Nomura T, Yasuda K, Yamada T, Okamoto S, Mahato R I, Watanabe Y, Takakura Y, Hashida M
Department of Drug Delivery Research, Graduate School of Pharmaceutical Sciences, Kyoto University, Japan.
Gene Ther. 1999 Jan;6(1):121-9. doi: 10.1038/sj.gt.3300792.
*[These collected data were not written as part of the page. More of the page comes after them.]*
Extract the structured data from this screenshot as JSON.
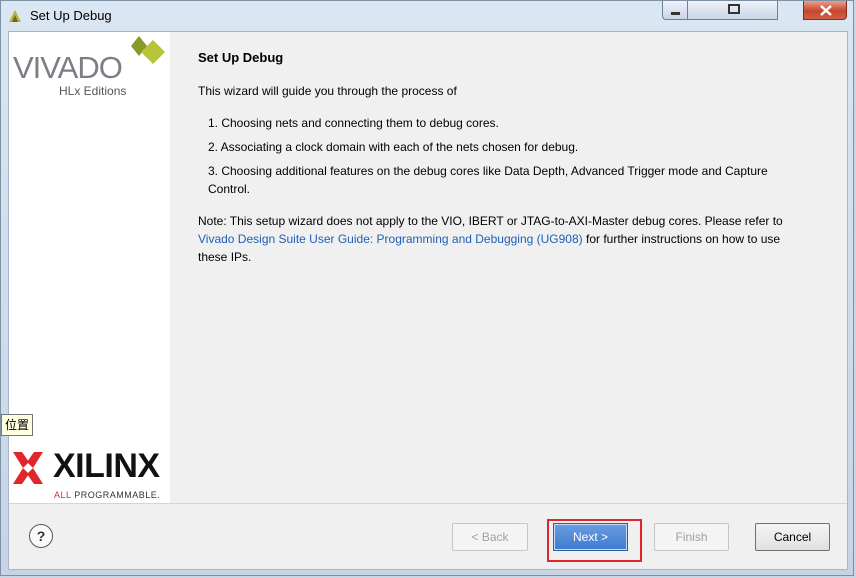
{
  "window": {
    "title": "Set Up Debug"
  },
  "sidebar": {
    "brand": "VIVADO",
    "edition": "HLx Editions",
    "vendor": "XILINX",
    "tagline_prefix": "ALL ",
    "tagline_rest": "PROGRAMMABLE."
  },
  "tooltip": {
    "text": "位置"
  },
  "main": {
    "heading": "Set Up Debug",
    "intro": "This wizard will guide you through the process of",
    "steps": [
      "1.  Choosing nets and connecting them to debug cores.",
      "2.  Associating a clock domain with each of the nets chosen for debug.",
      "3.  Choosing additional features on the debug cores like Data Depth, Advanced Trigger mode and Capture Control."
    ],
    "note_prefix": "Note: This setup wizard does not apply to the VIO, IBERT or JTAG-to-AXI-Master debug cores. Please refer to",
    "note_link": "Vivado Design Suite User Guide: Programming and Debugging (UG908)",
    "note_suffix": " for further instructions on how to use these IPs."
  },
  "footer": {
    "help_label": "?",
    "back_label": "< Back",
    "next_label": "Next >",
    "finish_label": "Finish",
    "cancel_label": "Cancel"
  },
  "colors": {
    "link": "#1f5fb6",
    "highlight_outline": "#e0262b",
    "primary_button": "#4a82d4"
  }
}
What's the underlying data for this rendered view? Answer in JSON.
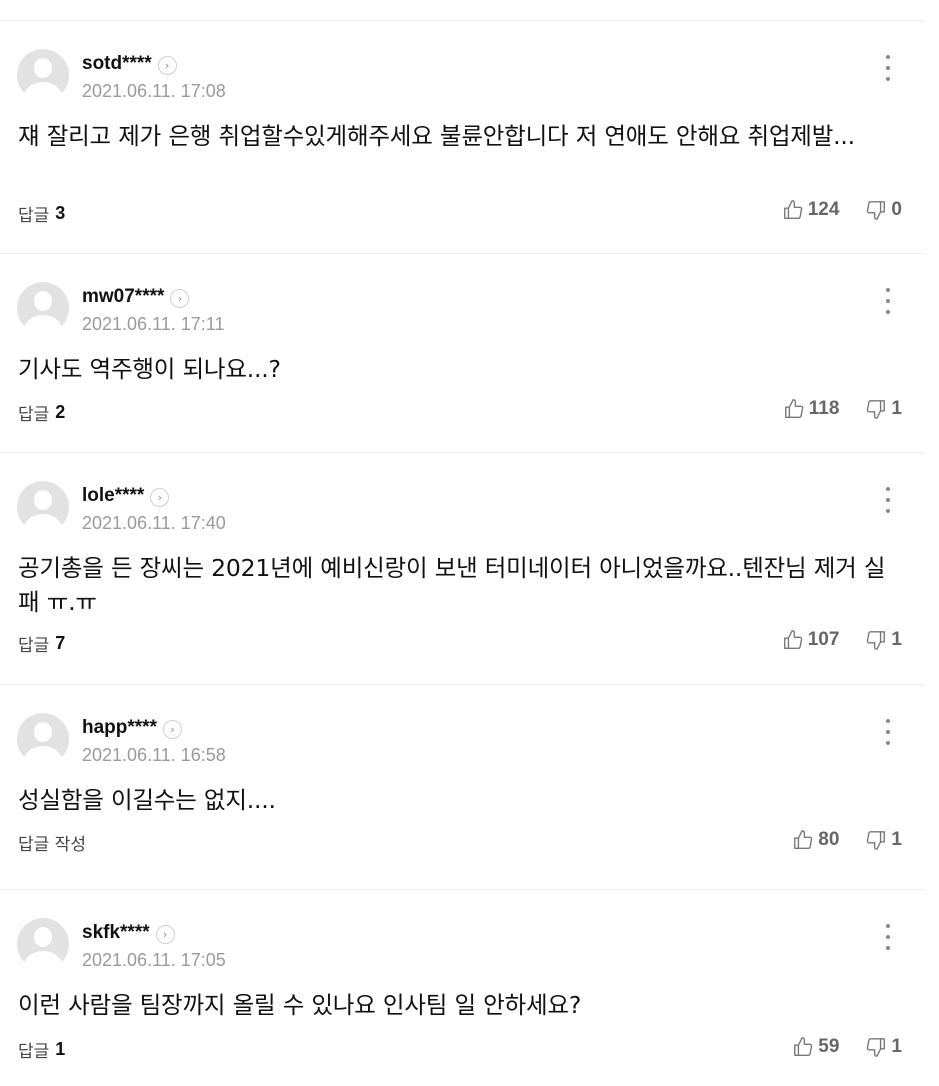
{
  "comments": [
    {
      "username": "sotd****",
      "timestamp": "2021.06.11. 17:08",
      "content": "쟤 잘리고 제가 은행 취업할수있게해주세요 불륜안합니다 저 연애도 안해요 취업제발...",
      "reply_label": "답글",
      "reply_count": "3",
      "likes": "124",
      "dislikes": "0"
    },
    {
      "username": "mw07****",
      "timestamp": "2021.06.11. 17:11",
      "content": "기사도 역주행이 되나요...?",
      "reply_label": "답글",
      "reply_count": "2",
      "likes": "118",
      "dislikes": "1"
    },
    {
      "username": "lole****",
      "timestamp": "2021.06.11. 17:40",
      "content": "공기총을 든 장씨는 2021년에 예비신랑이 보낸 터미네이터 아니었을까요..텐잔님 제거 실패 ㅠ.ㅠ",
      "reply_label": "답글",
      "reply_count": "7",
      "likes": "107",
      "dislikes": "1"
    },
    {
      "username": "happ****",
      "timestamp": "2021.06.11. 16:58",
      "content": "성실함을 이길수는 없지....",
      "reply_label": "답글 작성",
      "reply_count": "",
      "likes": "80",
      "dislikes": "1"
    },
    {
      "username": "skfk****",
      "timestamp": "2021.06.11. 17:05",
      "content": "이런 사람을 팀장까지 올릴 수 있나요 인사팀 일 안하세요?",
      "reply_label": "답글",
      "reply_count": "1",
      "likes": "59",
      "dislikes": "1"
    }
  ],
  "icons": {
    "profile_arrow": "chevron-right-icon",
    "more": "more-vertical-icon",
    "like": "thumbs-up-icon",
    "dislike": "thumbs-down-icon"
  }
}
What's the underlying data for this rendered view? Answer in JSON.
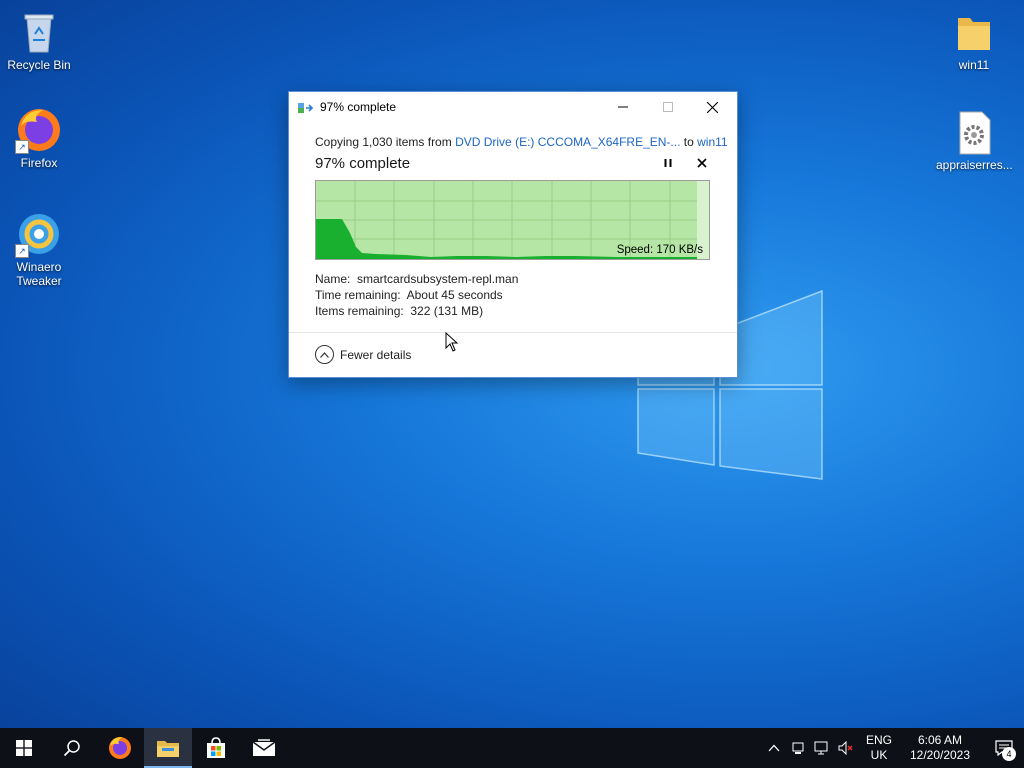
{
  "desktop": {
    "icons_left": [
      {
        "label": "Recycle Bin",
        "icon": "recycle-bin-icon"
      },
      {
        "label": "Firefox",
        "icon": "firefox-icon"
      },
      {
        "label": "Winaero Tweaker",
        "icon": "winaero-tweaker-icon"
      }
    ],
    "icons_right": [
      {
        "label": "win11",
        "icon": "folder-icon"
      },
      {
        "label": "appraiserres...",
        "icon": "settings-file-icon"
      }
    ]
  },
  "dialog": {
    "title": "97% complete",
    "copy_prefix": "Copying 1,030 items from ",
    "source": "DVD Drive (E:) CCCOMA_X64FRE_EN-...",
    "to_word": " to ",
    "destination": "win11",
    "progress_title": "97% complete",
    "progress_percent": 97,
    "speed": "Speed: 170 KB/s",
    "details": {
      "name_label": "Name:",
      "name_value": "smartcardsubsystem-repl.man",
      "time_label": "Time remaining:",
      "time_value": "About 45 seconds",
      "items_label": "Items remaining:",
      "items_value": "322 (131 MB)"
    },
    "fewer_details": "Fewer details"
  },
  "taskbar": {
    "language_top": "ENG",
    "language_bottom": "UK",
    "time": "6:06 AM",
    "date": "12/20/2023",
    "notification_count": "4"
  },
  "colors": {
    "graph_fill": "#19b02f",
    "graph_background": "#b6e6a6",
    "link": "#1c65c4",
    "taskbar": "#0d1117"
  }
}
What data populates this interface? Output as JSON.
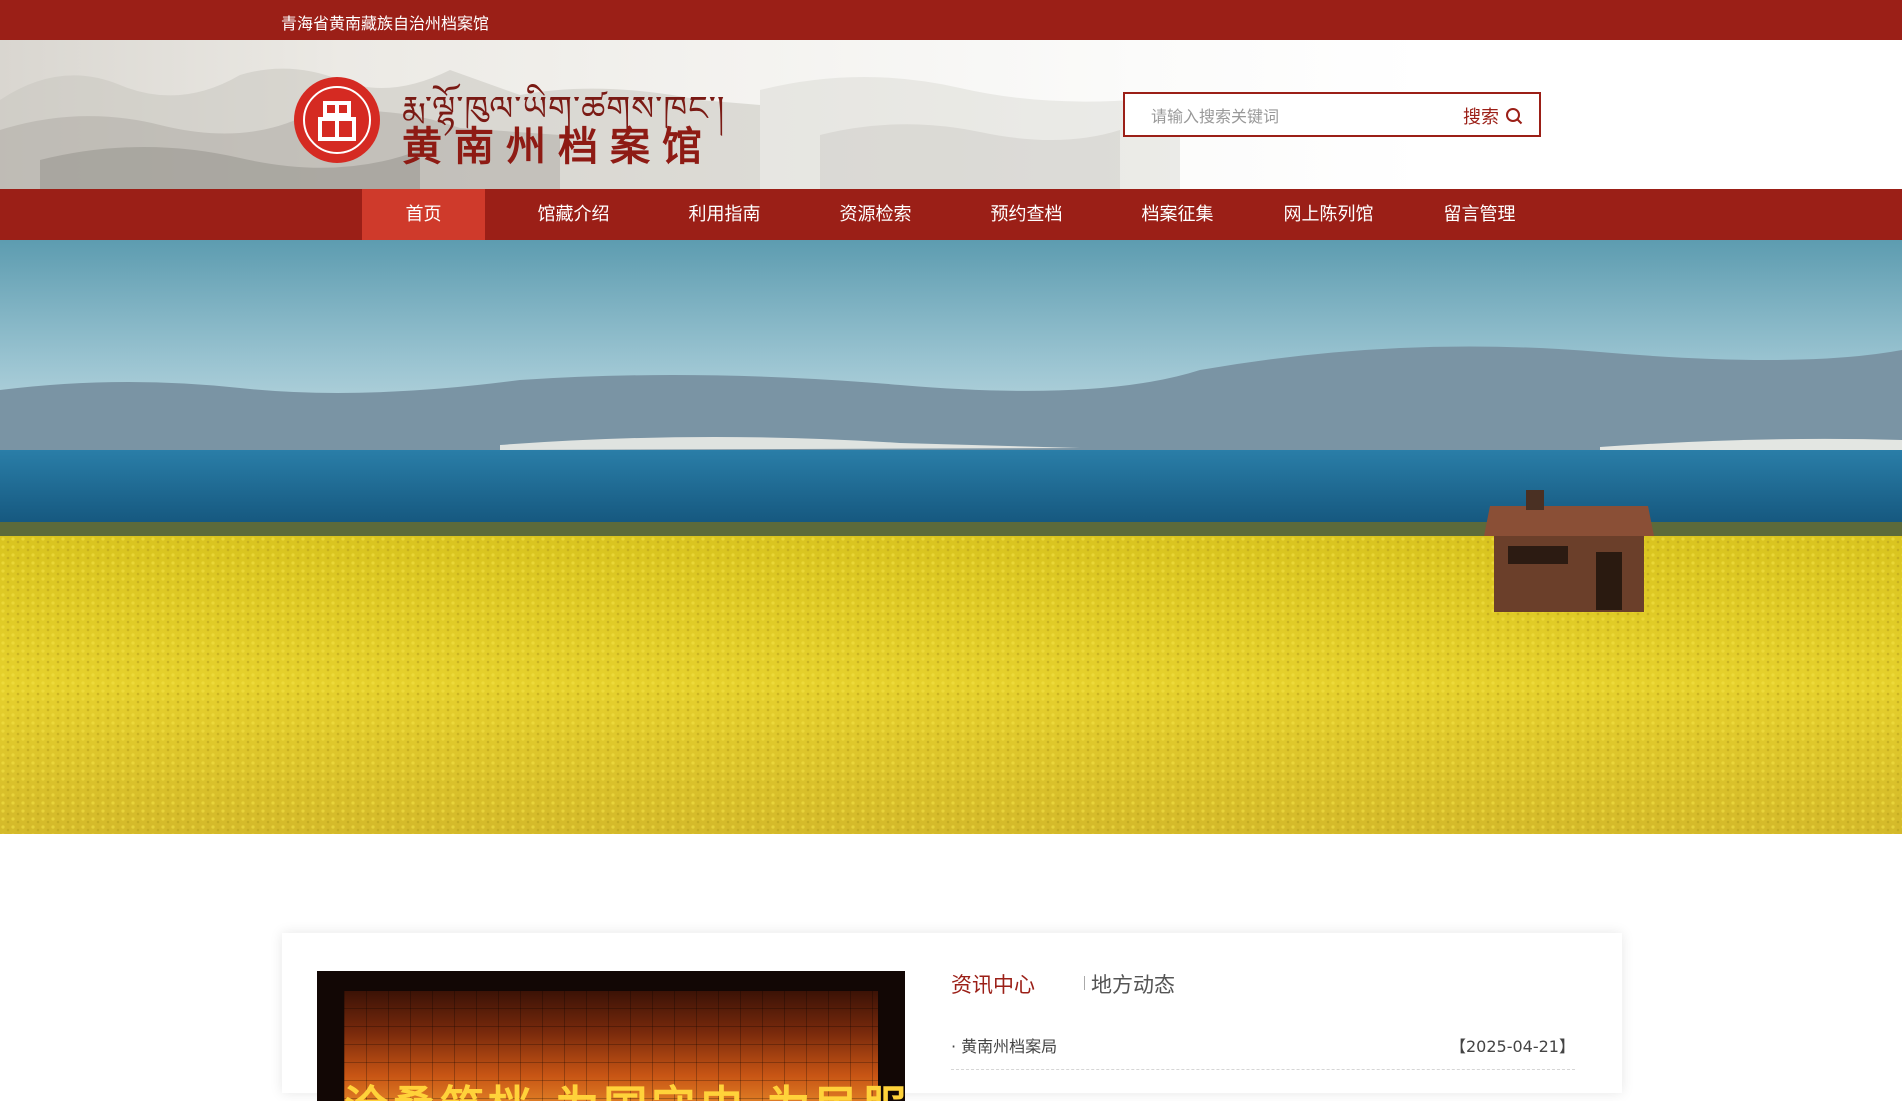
{
  "topbar": {
    "org_name": "青海省黄南藏族自治州档案馆"
  },
  "header": {
    "logo_tibetan": "རྨ་ལྷོ་ཁུལ་ཡིག་ཚགས་ཁང་།",
    "logo_title": "黄南州档案馆",
    "search": {
      "placeholder": "请输入搜索关键词",
      "button_label": "搜索"
    }
  },
  "nav": {
    "items": [
      {
        "label": "首页",
        "active": true
      },
      {
        "label": "馆藏介绍"
      },
      {
        "label": "利用指南"
      },
      {
        "label": "资源检索"
      },
      {
        "label": "预约查档"
      },
      {
        "label": "档案征集"
      },
      {
        "label": "网上陈列馆"
      },
      {
        "label": "留言管理"
      }
    ]
  },
  "content": {
    "video_caption": "沧桑筑档 为国守史 为民服务",
    "tabs": [
      {
        "label": "资讯中心",
        "active": true
      },
      {
        "label": "地方动态",
        "active": false
      }
    ],
    "news": [
      {
        "title": "· 黄南州档案局",
        "date": "【2025-04-21】"
      }
    ]
  },
  "colors": {
    "primary": "#9b1f17",
    "nav_active": "#cf3a2b",
    "field_yellow": "#e6d12c",
    "lake_blue": "#1f6c96"
  }
}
Gene expression was assessed in three types of mouse solid tumors after direct injection of naked plasmid DNA encoding the luciferase gene (pCMV-Luc) and its DC-chol liposome complexes. Intratumoral injection of 5 or 100 micrograms naked pCMV-Luc into subcutaneously inoculated mouse colon tumor (CT-26), fibrosarcoma (MCA-15) and bladder carcinoma (MBT-2) resulted in significant gene expression. A DC-chol liposome formulation (5 micrograms pCMV-Luc complexed with 25 micrograms DC-chol liposome) showed lower level of gene expression in the tumor models. Based on the results using the reporter gene, we examined the antitumor effect after direct interferon-gamma (IFN-gamma) gene transfer into CT-26 tumors. A significant IFN-gamma production and growth inhibition were obtained following direct intratumoral injection of IFN-gamma gene with naked plasmid DNA (pCMV-Mu gamma). Interestingly, pCMV-Mu gamma/DC-chol liposome complexes exhibited more pronounced growth inhibitory effect despite lower IFN-gamma production. Induction of CT-26 specific antitumor immunity by IFN-gamma gene transfer was confirmed by rejection of a CT-26 tumor challenge in the mice showing complete regression of CT-26 tumors after both treatments. Further analysis demonstrated that a significant cDNA-independent induction of IFN-beta and TNF-alpha occurred following injection with the liposome complexes, suggesting a nonspecific suppressive effect on CT-26 tumor growth by these cytokines. Thus, the present study has demonstrated that tumor tissue might be a promising target for direct IFN-gamma gene transfer with plasmid-based nonviral vectors. It is also suggested that immunomodulatory effects by various cytokines could be involved in antitumor effects after direct intratumoral injection of plasmid DNA formulations.
在直接注射编码荧光素酶基因的裸质粒DNA(pCMV-Luc)及其DC-胆固醇脂质体复合物后,对三种类型的小鼠实体瘤中的基因表达进行了评估。向皮下接种的小鼠结肠癌(CT-26)、纤维肉瘤(MCA-15)和膀胱癌(MBT-2)瘤内注射5或100微克裸pCMV-Luc,可导致显著的基因表达。一种DC-胆固醇脂质体制剂(5微克pCMV-Luc与25微克DC-胆固醇脂质体复合)在肿瘤模型中显示出较低水平的基因表达。基于使用报告基因的结果,我们检测了将干扰素-γ(IFN-γ)基因直接导入CT-26肿瘤后的抗肿瘤效果。在瘤内直接注射含裸质粒DNA(pCMV-Muγ)的IFN-γ基因后,获得了显著的IFN-γ产生和生长抑制。有趣的是,尽管IFN-γ产生较低,但pCMV-Muγ/DC-胆固醇脂质体复合物表现出更明显的生长抑制作用。在两种治疗后CT-26肿瘤完全消退的小鼠中,通过对CT-26肿瘤攻击的排斥反应证实了IFN-γ基因转移诱导的CT-26特异性抗肿瘤免疫。进一步分析表明,注射脂质体复合物后发生了显著的不依赖于cDNA的IFN-β和TNF-α诱导,提示这些细胞因子对CT-26肿瘤生长有非特异性抑制作用。因此,本研究表明肿瘤组织可能是基于质粒的非病毒载体直接进行IFN-γ基因转移的一个有前景的靶点。还提示在瘤内直接注射质粒DNA制剂后,各种细胞因子的免疫调节作用可能参与抗肿瘤作用。